The Glee Club was formed in 1915 after a Notre Dame student visiting Harvard saw their glee club perform and decided to start a singing society at Notre Dame, Streit said.

“In the '40s, Dean Pedtke became the director and he ended up serving for almost 40 years," he said. "It was during that time it really became entrenched, traditionally within Notre Dame the way it is now."

Today, the Glee Club performs multiple concerts in the fall and spring semesters, as well as touring internationally every other year and domestically twice a year, Streit said. However, Friday’s concert will be different from the Glee Club’s standard concert.

“This is a really exciting concert. … We’re singing pieces from each of the four main eras based on different directors,” he said. “It’s a lot of Notre Dame songs, a lot of popular choral music. You can see the way not only the way the music of the Glee Club evolved, but also how Notre Dame evolved over time. It’s a really neat look into the history of Notre Dame.”

Streit said the Morris Performing Arts Center also has a historic connection to Notre Dame.

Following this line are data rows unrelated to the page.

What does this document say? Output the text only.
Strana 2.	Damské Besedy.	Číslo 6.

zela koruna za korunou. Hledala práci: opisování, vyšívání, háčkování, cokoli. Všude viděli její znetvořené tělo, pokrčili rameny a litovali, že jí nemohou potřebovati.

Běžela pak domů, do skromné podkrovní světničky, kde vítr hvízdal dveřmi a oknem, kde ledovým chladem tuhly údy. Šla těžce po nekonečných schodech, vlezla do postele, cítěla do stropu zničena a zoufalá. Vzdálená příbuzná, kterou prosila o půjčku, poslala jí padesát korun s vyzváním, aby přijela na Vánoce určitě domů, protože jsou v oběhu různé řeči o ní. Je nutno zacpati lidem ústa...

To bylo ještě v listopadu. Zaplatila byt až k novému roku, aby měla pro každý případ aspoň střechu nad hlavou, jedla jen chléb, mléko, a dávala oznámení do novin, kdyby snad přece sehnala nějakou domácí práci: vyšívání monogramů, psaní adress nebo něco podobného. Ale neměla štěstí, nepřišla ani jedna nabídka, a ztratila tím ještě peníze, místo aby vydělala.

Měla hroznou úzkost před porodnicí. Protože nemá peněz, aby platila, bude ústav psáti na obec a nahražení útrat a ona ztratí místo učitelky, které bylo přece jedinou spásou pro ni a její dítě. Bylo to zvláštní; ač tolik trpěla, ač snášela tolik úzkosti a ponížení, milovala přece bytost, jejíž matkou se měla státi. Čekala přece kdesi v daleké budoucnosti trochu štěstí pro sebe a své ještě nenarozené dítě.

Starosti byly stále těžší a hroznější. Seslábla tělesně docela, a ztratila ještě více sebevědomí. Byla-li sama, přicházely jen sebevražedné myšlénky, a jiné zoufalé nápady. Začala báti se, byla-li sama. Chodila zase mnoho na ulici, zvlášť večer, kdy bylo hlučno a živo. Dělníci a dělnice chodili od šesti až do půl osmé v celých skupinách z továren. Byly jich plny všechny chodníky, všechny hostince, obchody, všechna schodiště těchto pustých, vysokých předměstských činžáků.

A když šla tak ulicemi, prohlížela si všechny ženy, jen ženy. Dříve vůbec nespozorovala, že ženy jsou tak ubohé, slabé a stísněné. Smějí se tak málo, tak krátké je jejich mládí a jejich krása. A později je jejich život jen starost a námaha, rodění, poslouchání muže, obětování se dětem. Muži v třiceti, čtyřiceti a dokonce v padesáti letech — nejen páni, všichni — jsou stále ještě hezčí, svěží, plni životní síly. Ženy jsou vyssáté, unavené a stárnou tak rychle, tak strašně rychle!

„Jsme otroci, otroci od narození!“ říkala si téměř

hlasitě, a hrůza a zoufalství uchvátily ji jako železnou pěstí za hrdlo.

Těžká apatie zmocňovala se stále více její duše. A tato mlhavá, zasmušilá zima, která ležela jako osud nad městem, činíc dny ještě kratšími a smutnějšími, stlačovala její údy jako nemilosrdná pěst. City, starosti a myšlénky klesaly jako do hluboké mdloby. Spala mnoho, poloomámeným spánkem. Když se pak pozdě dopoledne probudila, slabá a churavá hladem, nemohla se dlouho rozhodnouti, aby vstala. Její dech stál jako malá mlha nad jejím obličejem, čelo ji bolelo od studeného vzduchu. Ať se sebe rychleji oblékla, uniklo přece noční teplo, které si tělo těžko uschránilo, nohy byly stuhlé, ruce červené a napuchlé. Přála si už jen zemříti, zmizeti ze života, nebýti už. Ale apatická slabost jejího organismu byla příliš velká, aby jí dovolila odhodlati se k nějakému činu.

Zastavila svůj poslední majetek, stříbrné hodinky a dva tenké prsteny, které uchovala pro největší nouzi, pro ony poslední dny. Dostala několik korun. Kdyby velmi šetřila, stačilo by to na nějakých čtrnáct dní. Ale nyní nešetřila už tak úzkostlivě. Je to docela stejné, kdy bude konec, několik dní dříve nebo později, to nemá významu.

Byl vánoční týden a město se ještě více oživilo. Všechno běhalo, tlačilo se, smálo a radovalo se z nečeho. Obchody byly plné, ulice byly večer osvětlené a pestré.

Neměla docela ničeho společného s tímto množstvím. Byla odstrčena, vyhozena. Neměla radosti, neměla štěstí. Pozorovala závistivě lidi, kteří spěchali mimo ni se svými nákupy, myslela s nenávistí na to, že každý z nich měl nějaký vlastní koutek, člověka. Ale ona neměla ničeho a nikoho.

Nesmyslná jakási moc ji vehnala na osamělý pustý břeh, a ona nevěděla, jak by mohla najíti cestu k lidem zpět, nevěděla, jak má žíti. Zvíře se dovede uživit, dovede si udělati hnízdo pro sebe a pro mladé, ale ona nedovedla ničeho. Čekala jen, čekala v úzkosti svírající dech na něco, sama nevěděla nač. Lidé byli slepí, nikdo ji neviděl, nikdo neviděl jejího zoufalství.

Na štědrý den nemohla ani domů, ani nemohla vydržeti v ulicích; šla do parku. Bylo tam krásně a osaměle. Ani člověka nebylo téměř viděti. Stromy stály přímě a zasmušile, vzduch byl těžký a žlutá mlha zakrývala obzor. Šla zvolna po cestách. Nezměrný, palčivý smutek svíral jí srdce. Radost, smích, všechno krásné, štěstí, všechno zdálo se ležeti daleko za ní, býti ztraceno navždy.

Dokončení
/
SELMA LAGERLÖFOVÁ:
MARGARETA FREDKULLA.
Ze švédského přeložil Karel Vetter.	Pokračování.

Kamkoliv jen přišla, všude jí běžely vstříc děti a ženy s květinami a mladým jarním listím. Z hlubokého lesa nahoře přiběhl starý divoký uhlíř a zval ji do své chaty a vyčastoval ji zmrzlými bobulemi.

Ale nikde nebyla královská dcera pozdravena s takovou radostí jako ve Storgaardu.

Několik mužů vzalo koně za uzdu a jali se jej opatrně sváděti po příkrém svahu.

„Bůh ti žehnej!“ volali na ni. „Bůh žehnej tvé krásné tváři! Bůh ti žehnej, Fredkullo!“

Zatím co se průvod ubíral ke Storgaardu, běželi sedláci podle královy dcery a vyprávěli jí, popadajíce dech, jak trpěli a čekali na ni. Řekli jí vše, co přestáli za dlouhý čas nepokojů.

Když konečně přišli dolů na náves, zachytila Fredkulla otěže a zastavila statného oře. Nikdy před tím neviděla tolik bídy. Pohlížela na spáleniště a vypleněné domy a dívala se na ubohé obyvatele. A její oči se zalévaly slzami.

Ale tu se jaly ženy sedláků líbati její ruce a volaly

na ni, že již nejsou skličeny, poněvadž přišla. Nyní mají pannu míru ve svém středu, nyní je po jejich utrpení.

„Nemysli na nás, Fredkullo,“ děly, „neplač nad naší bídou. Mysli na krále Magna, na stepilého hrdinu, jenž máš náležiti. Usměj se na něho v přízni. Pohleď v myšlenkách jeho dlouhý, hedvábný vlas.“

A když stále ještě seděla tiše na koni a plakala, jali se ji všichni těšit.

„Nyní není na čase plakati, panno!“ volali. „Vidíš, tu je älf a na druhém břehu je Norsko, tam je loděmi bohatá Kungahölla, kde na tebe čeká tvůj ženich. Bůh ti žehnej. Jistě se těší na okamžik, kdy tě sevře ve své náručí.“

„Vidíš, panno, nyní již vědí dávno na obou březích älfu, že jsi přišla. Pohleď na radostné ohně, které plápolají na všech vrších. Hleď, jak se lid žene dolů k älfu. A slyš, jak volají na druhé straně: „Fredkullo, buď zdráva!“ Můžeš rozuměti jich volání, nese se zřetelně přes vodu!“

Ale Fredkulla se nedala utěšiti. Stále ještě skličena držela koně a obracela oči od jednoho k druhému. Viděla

“It’s also just such a storied space. Our director keeps saying that 75 years ago the movie 'Knute Rockne All American' premiered at the Morris,” he said. “It’s cool to be singing in that space on a major anniversary for that movie, too.”

Josh Bathon, who graduated in 2014 and was a member of the club for three years, said he enjoyed the sense of brotherhood that all the members shared in his time with the Club.

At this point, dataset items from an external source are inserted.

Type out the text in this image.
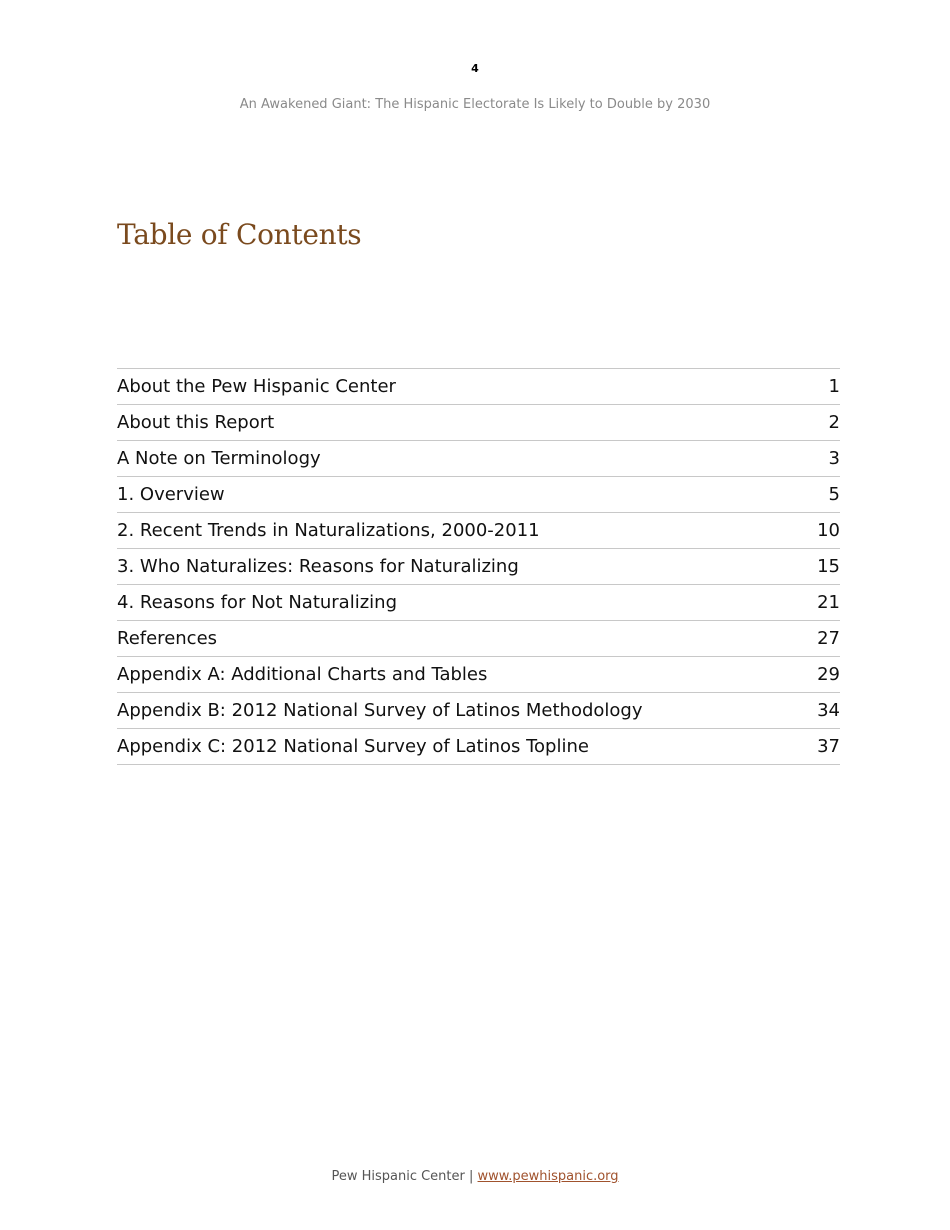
4
An Awakened Giant: The Hispanic Electorate Is Likely to Double by 2030
Table of Contents
About the Pew Hispanic Center	1
About this Report	2
A Note on Terminology	3
1. Overview	5
2. Recent Trends in Naturalizations, 2000-2011	10
3. Who Naturalizes: Reasons for Naturalizing	15
4. Reasons for Not Naturalizing	21
References	27
Appendix A: Additional Charts and Tables	29
Appendix B: 2012 National Survey of Latinos Methodology	34
Appendix C: 2012 National Survey of Latinos Topline	37
Pew Hispanic Center | www.pewhispanic.org
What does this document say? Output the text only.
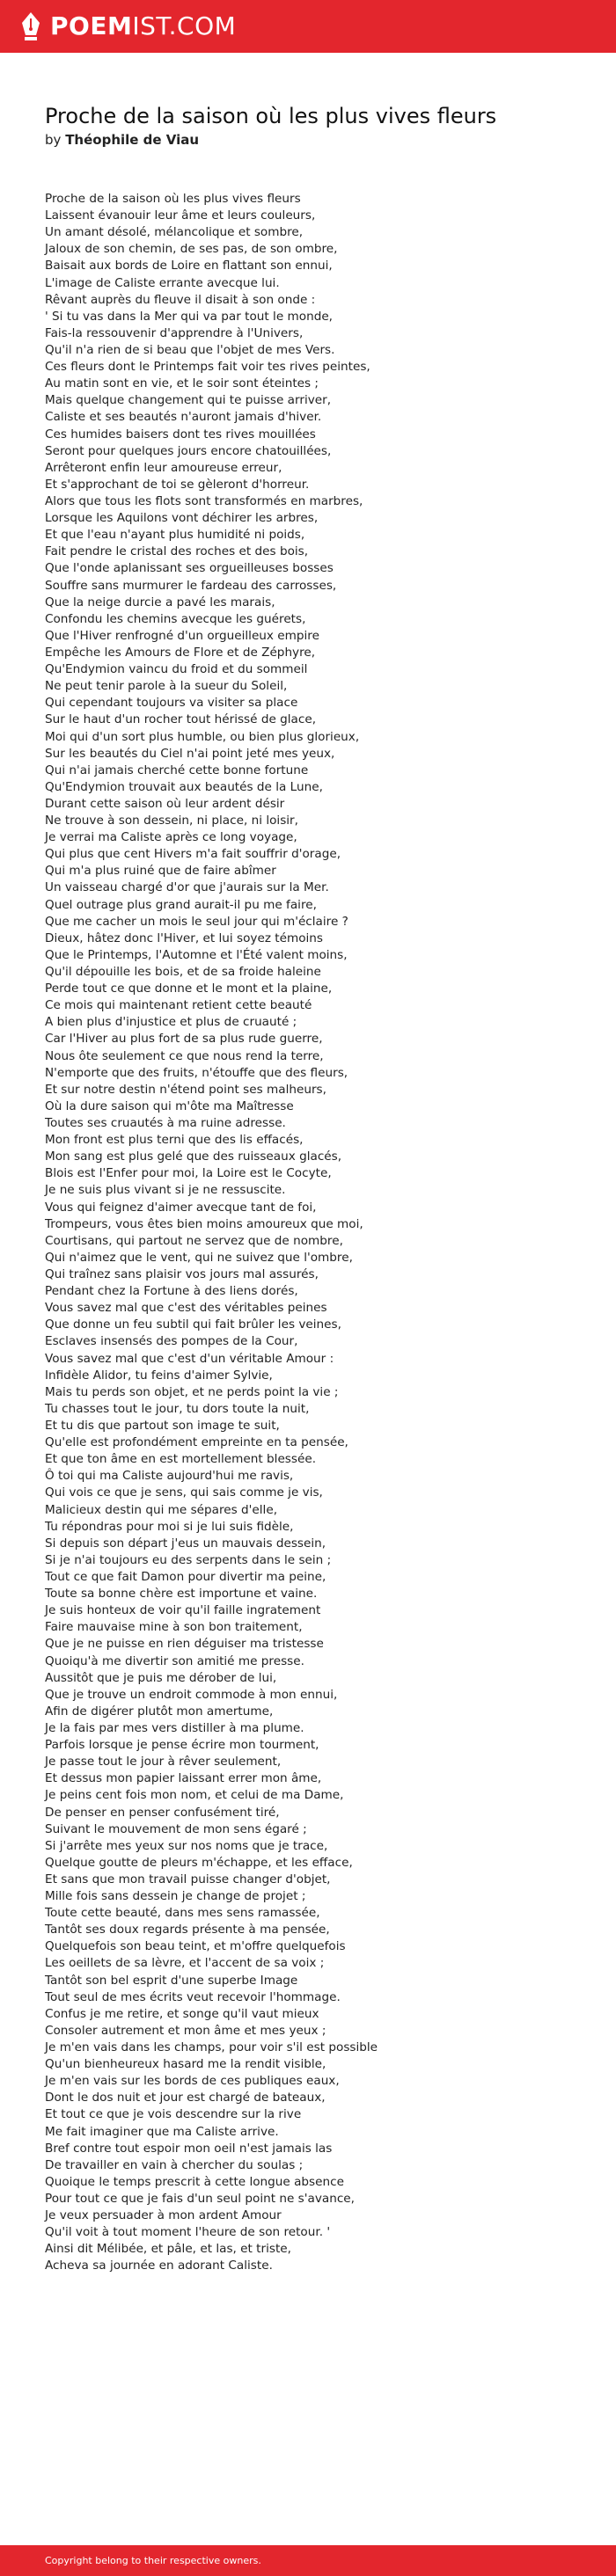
POEMIST.COM
Proche de la saison où les plus vives fleurs
by Théophile de Viau
Proche de la saison où les plus vives fleurs
Laissent évanouir leur âme et leurs couleurs,
Un amant désolé, mélancolique et sombre,
Jaloux de son chemin, de ses pas, de son ombre,
Baisait aux bords de Loire en flattant son ennui,
L'image de Caliste errante avecque lui.
Rêvant auprès du fleuve il disait à son onde :
' Si tu vas dans la Mer qui va par tout le monde,
Fais-la ressouvenir d'apprendre à l'Univers,
Qu'il n'a rien de si beau que l'objet de mes Vers.
Ces fleurs dont le Printemps fait voir tes rives peintes,
Au matin sont en vie, et le soir sont éteintes ;
Mais quelque changement qui te puisse arriver,
Caliste et ses beautés n'auront jamais d'hiver.
Ces humides baisers dont tes rives mouillées
Seront pour quelques jours encore chatouillées,
Arrêteront enfin leur amoureuse erreur,
Et s'approchant de toi se gèleront d'horreur.
Alors que tous les flots sont transformés en marbres,
Lorsque les Aquilons vont déchirer les arbres,
Et que l'eau n'ayant plus humidité ni poids,
Fait pendre le cristal des roches et des bois,
Que l'onde aplanissant ses orgueilleuses bosses
Souffre sans murmurer le fardeau des carrosses,
Que la neige durcie a pavé les marais,
Confondu les chemins avecque les guérets,
Que l'Hiver renfrogné d'un orgueilleux empire
Empêche les Amours de Flore et de Zéphyre,
Qu'Endymion vaincu du froid et du sommeil
Ne peut tenir parole à la sueur du Soleil,
Qui cependant toujours va visiter sa place
Sur le haut d'un rocher tout hérissé de glace,
Moi qui d'un sort plus humble, ou bien plus glorieux,
Sur les beautés du Ciel n'ai point jeté mes yeux,
Qui n'ai jamais cherché cette bonne fortune
Qu'Endymion trouvait aux beautés de la Lune,
Durant cette saison où leur ardent désir
Ne trouve à son dessein, ni place, ni loisir,
Je verrai ma Caliste après ce long voyage,
Qui plus que cent Hivers m'a fait souffrir d'orage,
Qui m'a plus ruiné que de faire abîmer
Un vaisseau chargé d'or que j'aurais sur la Mer.
Quel outrage plus grand aurait-il pu me faire,
Que me cacher un mois le seul jour qui m'éclaire ?
Dieux, hâtez donc l'Hiver, et lui soyez témoins
Que le Printemps, l'Automne et l'Été valent moins,
Qu'il dépouille les bois, et de sa froide haleine
Perde tout ce que donne et le mont et la plaine,
Ce mois qui maintenant retient cette beauté
A bien plus d'injustice et plus de cruauté ;
Car l'Hiver au plus fort de sa plus rude guerre,
Nous ôte seulement ce que nous rend la terre,
N'emporte que des fruits, n'étouffe que des fleurs,
Et sur notre destin n'étend point ses malheurs,
Où la dure saison qui m'ôte ma Maîtresse
Toutes ses cruautés à ma ruine adresse.
Mon front est plus terni que des lis effacés,
Mon sang est plus gelé que des ruisseaux glacés,
Blois est l'Enfer pour moi, la Loire est le Cocyte,
Je ne suis plus vivant si je ne ressuscite.
Vous qui feignez d'aimer avecque tant de foi,
Trompeurs, vous êtes bien moins amoureux que moi,
Courtisans, qui partout ne servez que de nombre,
Qui n'aimez que le vent, qui ne suivez que l'ombre,
Qui traînez sans plaisir vos jours mal assurés,
Pendant chez la Fortune à des liens dorés,
Vous savez mal que c'est des véritables peines
Que donne un feu subtil qui fait brûler les veines,
Esclaves insensés des pompes de la Cour,
Vous savez mal que c'est d'un véritable Amour :
Infidèle Alidor, tu feins d'aimer Sylvie,
Mais tu perds son objet, et ne perds point la vie ;
Tu chasses tout le jour, tu dors toute la nuit,
Et tu dis que partout son image te suit,
Qu'elle est profondément empreinte en ta pensée,
Et que ton âme en est mortellement blessée.
Ô toi qui ma Caliste aujourd'hui me ravis,
Qui vois ce que je sens, qui sais comme je vis,
Malicieux destin qui me sépares d'elle,
Tu répondras pour moi si je lui suis fidèle,
Si depuis son départ j'eus un mauvais dessein,
Si je n'ai toujours eu des serpents dans le sein ;
Tout ce que fait Damon pour divertir ma peine,
Toute sa bonne chère est importune et vaine.
Je suis honteux de voir qu'il faille ingratement
Faire mauvaise mine à son bon traitement,
Que je ne puisse en rien déguiser ma tristesse
Quoiqu'à me divertir son amitié me presse.
Aussitôt que je puis me dérober de lui,
Que je trouve un endroit commode à mon ennui,
Afin de digérer plutôt mon amertume,
Je la fais par mes vers distiller à ma plume.
Parfois lorsque je pense écrire mon tourment,
Je passe tout le jour à rêver seulement,
Et dessus mon papier laissant errer mon âme,
Je peins cent fois mon nom, et celui de ma Dame,
De penser en penser confusément tiré,
Suivant le mouvement de mon sens égaré ;
Si j'arrête mes yeux sur nos noms que je trace,
Quelque goutte de pleurs m'échappe, et les efface,
Et sans que mon travail puisse changer d'objet,
Mille fois sans dessein je change de projet ;
Toute cette beauté, dans mes sens ramassée,
Tantôt ses doux regards présente à ma pensée,
Quelquefois son beau teint, et m'offre quelquefois
Les oeillets de sa lèvre, et l'accent de sa voix ;
Tantôt son bel esprit d'une superbe Image
Tout seul de mes écrits veut recevoir l'hommage.
Confus je me retire, et songe qu'il vaut mieux
Consoler autrement et mon âme et mes yeux ;
Je m'en vais dans les champs, pour voir s'il est possible
Qu'un bienheureux hasard me la rendit visible,
Je m'en vais sur les bords de ces publiques eaux,
Dont le dos nuit et jour est chargé de bateaux,
Et tout ce que je vois descendre sur la rive
Me fait imaginer que ma Caliste arrive.
Bref contre tout espoir mon oeil n'est jamais las
De travailler en vain à chercher du soulas ;
Quoique le temps prescrit à cette longue absence
Pour tout ce que je fais d'un seul point ne s'avance,
Je veux persuader à mon ardent Amour
Qu'il voit à tout moment l'heure de son retour. '
Ainsi dit Mélibée, et pâle, et las, et triste,
Acheva sa journée en adorant Caliste.
Copyright belong to their respective owners.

“To this day, I am astounded that I could look upon someone and call him my brother simply because we sang together,” he said. “The profundity of this is not lost on me: familial bonds are forged in the harmony of voice. I came for the music, and stayed for the family.”

Bathon said he is excited to return for the reunion weekend, especially as he will be able to sing with his uncle, Howard Bathon, who graduated in 1974.

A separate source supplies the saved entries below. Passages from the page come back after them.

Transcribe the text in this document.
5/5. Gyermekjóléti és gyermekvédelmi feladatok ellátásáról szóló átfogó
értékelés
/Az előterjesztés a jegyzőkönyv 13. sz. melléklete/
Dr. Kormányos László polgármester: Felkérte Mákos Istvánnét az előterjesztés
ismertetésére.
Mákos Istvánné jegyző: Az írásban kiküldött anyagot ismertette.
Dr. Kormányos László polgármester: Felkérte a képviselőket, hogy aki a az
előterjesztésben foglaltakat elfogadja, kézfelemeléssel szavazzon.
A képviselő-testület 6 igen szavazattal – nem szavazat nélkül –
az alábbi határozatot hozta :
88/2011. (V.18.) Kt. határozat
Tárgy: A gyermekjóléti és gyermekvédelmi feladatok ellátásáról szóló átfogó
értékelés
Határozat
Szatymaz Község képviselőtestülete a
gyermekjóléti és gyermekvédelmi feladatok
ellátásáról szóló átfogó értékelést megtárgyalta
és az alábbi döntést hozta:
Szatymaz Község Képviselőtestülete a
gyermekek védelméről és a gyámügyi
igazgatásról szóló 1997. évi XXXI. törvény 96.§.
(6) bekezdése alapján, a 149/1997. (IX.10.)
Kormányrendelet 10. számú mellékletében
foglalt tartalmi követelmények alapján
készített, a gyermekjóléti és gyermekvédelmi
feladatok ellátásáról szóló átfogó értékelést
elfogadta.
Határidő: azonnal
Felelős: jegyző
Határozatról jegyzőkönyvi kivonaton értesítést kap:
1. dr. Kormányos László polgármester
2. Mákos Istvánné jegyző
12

“We lived in very different times, had different peers and directors, and sang a lot of different music. But there was also a lot of music that we both sang, we stopped in some of the same places on tour, had a common vocabulary for events and songs, and shared many traditions,” he said. “For instance, in the cold days of the late autumn, we had a bonfire and hayride at a random rural Midwestern farm. I found out later that almost 40 years ago, my uncle went to the same farm with the club.”

Howard Bathon said he has been anticipating the centennial reunion for several years.

“The Glee Club was one of the biggest experiences in my time at Notre Dame. My best friends from Notre Dame are in the Glee Club,” he said. “When Josh told me he was going to try out for the Glee Club, I was ecstatic. ... To get back together and know that guys 40 years before me and 40 years behind me sang some of the same songs that I’m singing is just the coolest thing in the world.”

The Glee Club was the only singing group on campus during Howard Bathon’s time, he said, and so they performed for many different events for the University.

“Notre Dame has a far better developed and well-rounded music program now than when I was here. We were kind of it,” he said. “If they wanted music for anything, we were tapped to do it.”

He said highlights from his time in Glee Club included performing for football coach Frank Leahy’s national championship teams during a reunion, as well as touring in Amsterdam, Belgium and Munich.

“The Glee Club was the closest thing we had to a fraternity on campus at that time," Howard Bathon said. "We didn’t live together, but we sure did everything else together. We toured together, we sang together, we played together, we ate together and it just a tremendous experience for me.”

Tom Cook, who graduated in 1988, said he is also looking forward to singing alongside his brother and father, who was president of the Glee Club in 1959.

“It’s going to be a real privilege to be there with my dad and my brother because we were there at all different times,” he said. “For me, the concert is going to be really cool, meeting everyone and being on stage with everyone ... but especially my dad and my brother.”

Many of the men he met while a member of Glee Club turned into life-long friends, Cook said.

“It was great to know all these people from all over campus, multiple years, freshmen through seniors as well as grad students,” Cook said.